Propos recueillis par Renan Benyamina

Le projet de Germinal, créer un monde à partir de rien, ne manque pas d’ambition. Comment une telle idée vous est-elle venue?


Antoine Defoort : Comme souvent, les origines de ce spectacle sont multiples. Nous avions amorcé un tout autre projet qui, pour des raisons diverses, a été abandonné. Il a fallu repartir de zéro et cette situation a, tout simplement, enclenché le mouvement d’un spectacle qui commence avec rien et qui s’auto-génère.


Halory Goerger : Ce qui nous intéressait n’était pas de remettre en scène l’histoire du monde mais de modéliser des possibles alternatifs en partant réellement de zéro et en éludant une série d’étapes clés, traditionnellement présentes dans ce qu’on pourrait appeler une histoire de l’univers. Cependant, au cours de nos recherches, nous sommes tombés sur des invariants comme l’invention du langage, qui apparaît comme une nécessité incontournable.


Quels sont les premiers stades de l’évolution façon Germinal?


H.G. : Tout commence par la lumière, que nous inventons avec des outils théâtraux. En réalité, nous n’inventons pas littéralement la lumière, mais bien la lumière de théâtre. Ensuite, nous découvrons la matière, puis nous inventons la pensée. Les premières interactions naissent alors entre les individus, et, de là, la nécessité d’une nouvelle technique d’échange. Nous avons d’abord travaillé sur des archaïsmes : nous passons de la pantomime à un jeu théâtral assez forcé lorsque nous découvrons l’oralité. Avec la parole, le corps se met en jeu d’une façon différente. Tout au long du spectacle, nous acquérons une capacité à s’exprimer et à se mouvoir de plus en plus efficacement. C’est aussi une histoire du théâtre : on ne parle plus aujourd’hui sur une scène de théâtre comme on le faisait il y a cinquante ans.
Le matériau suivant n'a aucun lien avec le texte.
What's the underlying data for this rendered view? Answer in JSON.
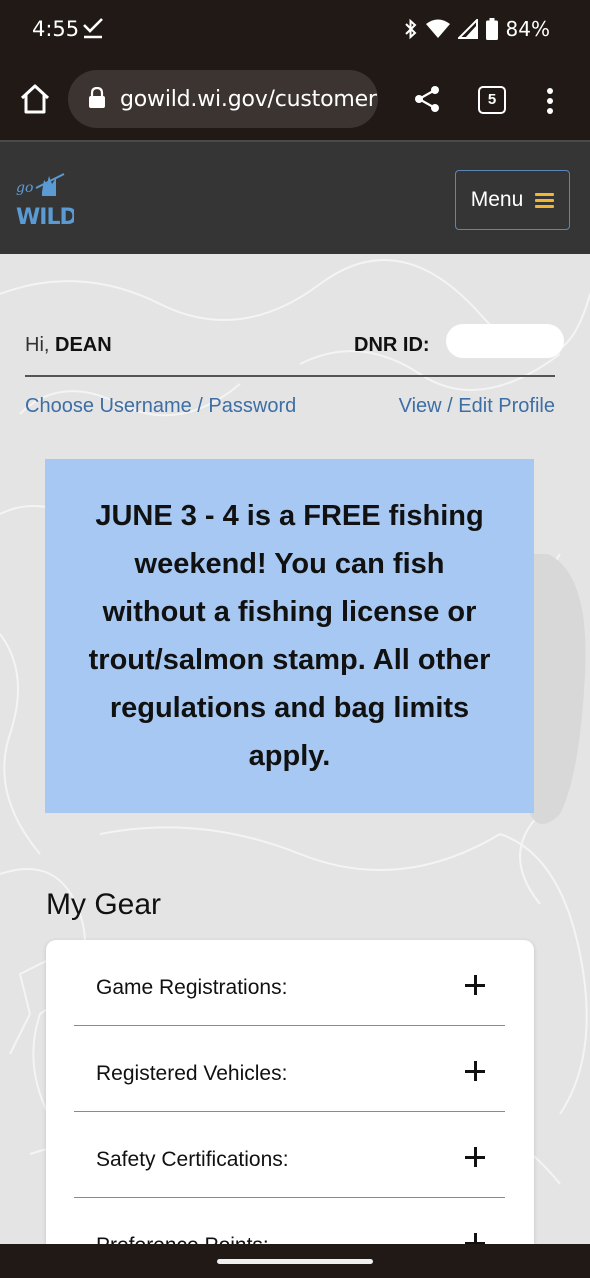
{
  "status_bar": {
    "time": "4:55",
    "battery": "84%"
  },
  "browser": {
    "url": "gowild.wi.gov/customer",
    "tab_count": "5"
  },
  "header": {
    "logo_text": "go WILD",
    "menu_label": "Menu"
  },
  "account": {
    "greeting_prefix": "Hi,",
    "user_name": "DEAN",
    "dnr_label": "DNR ID:",
    "choose_username_link": "Choose Username / Password",
    "edit_profile_link": "View / Edit Profile"
  },
  "notice": {
    "text": "JUNE 3 - 4 is a FREE fishing weekend!  You can fish without a fishing license or trout/salmon stamp.  All other regulations and bag limits apply."
  },
  "gear": {
    "title": "My Gear",
    "items": [
      {
        "label": "Game Registrations:"
      },
      {
        "label": "Registered Vehicles:"
      },
      {
        "label": "Safety Certifications:"
      },
      {
        "label": "Preference Points:"
      }
    ]
  },
  "colors": {
    "notice_bg": "#a6c8f2",
    "link": "#3d6ea5",
    "menu_accent": "#f2b632",
    "header_bg": "#353535"
  }
}
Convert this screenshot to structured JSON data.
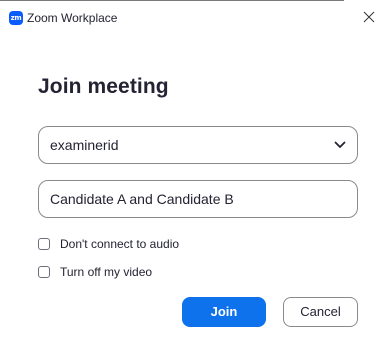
{
  "window": {
    "app_logo_text": "zm",
    "title": "Zoom Workplace",
    "close_icon": "close-icon"
  },
  "dialog": {
    "heading": "Join meeting",
    "meeting_id_value": "examinerid",
    "dropdown_icon": "chevron-down-icon",
    "name_value": "Candidate A and Candidate B",
    "options": {
      "audio_label": "Don't connect to audio",
      "audio_checked": false,
      "video_label": "Turn off my video",
      "video_checked": false
    },
    "join_label": "Join",
    "cancel_label": "Cancel"
  },
  "colors": {
    "accent": "#0e72ed",
    "logo": "#0b5cff",
    "text": "#232333",
    "border": "#8a8a8a"
  }
}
Par quels moyens représentez-vous cette création du monde?


H.G. : Germinal est un spectacle de plasticiens. Nous avons travaillé à partir d’un dispositif scénique contraignant, c’est-à-dire un plateau nu, typiquement théâtral, dans lequel s’inscrit le phénomène d’évolution. Ce dispositif détermine naturellement une série de comportements. Ce que nous inventons dans cet espace, c’est d’abord un langage pour communiquer et un système de jeu : rapidement, ce qui était un spectacle sur les systèmes endogènes et la création d’un monde est devenu, en parallèle, un projet sur l’histoire du théâtre. L’avantage d’un plateau vide, c’est qu’on peut le remplir énormément. Nous nous sommes notamment souvenus d’un concert des Talking Heads, Stop Making Sense, filmé par Jonathan Demme, dans lequel le leader du groupe – David Byrne – arrive seul sur la scène, muni uniquement d’une guitare et d’un radiocassette. Le groupe et la scénographie se composent au fil des titres jusqu’à correspondre au decorum typique d’un concert rock des années 70 avec quinze choristes, deux batteurs, etc. Nous trouvions cette idée de construction progressive très belle et nous avons voulu aller dans cette direction. Nous avons donc cherché à créer un système capable de croître indéfiniment. À un moment donné, nous avons même envisagé de passer notre permis cariste pour pouvoir conduire des engins de chantiers!


L’épure scénique, au moins initiale, de Germinal contraste avec vos précédentes créations.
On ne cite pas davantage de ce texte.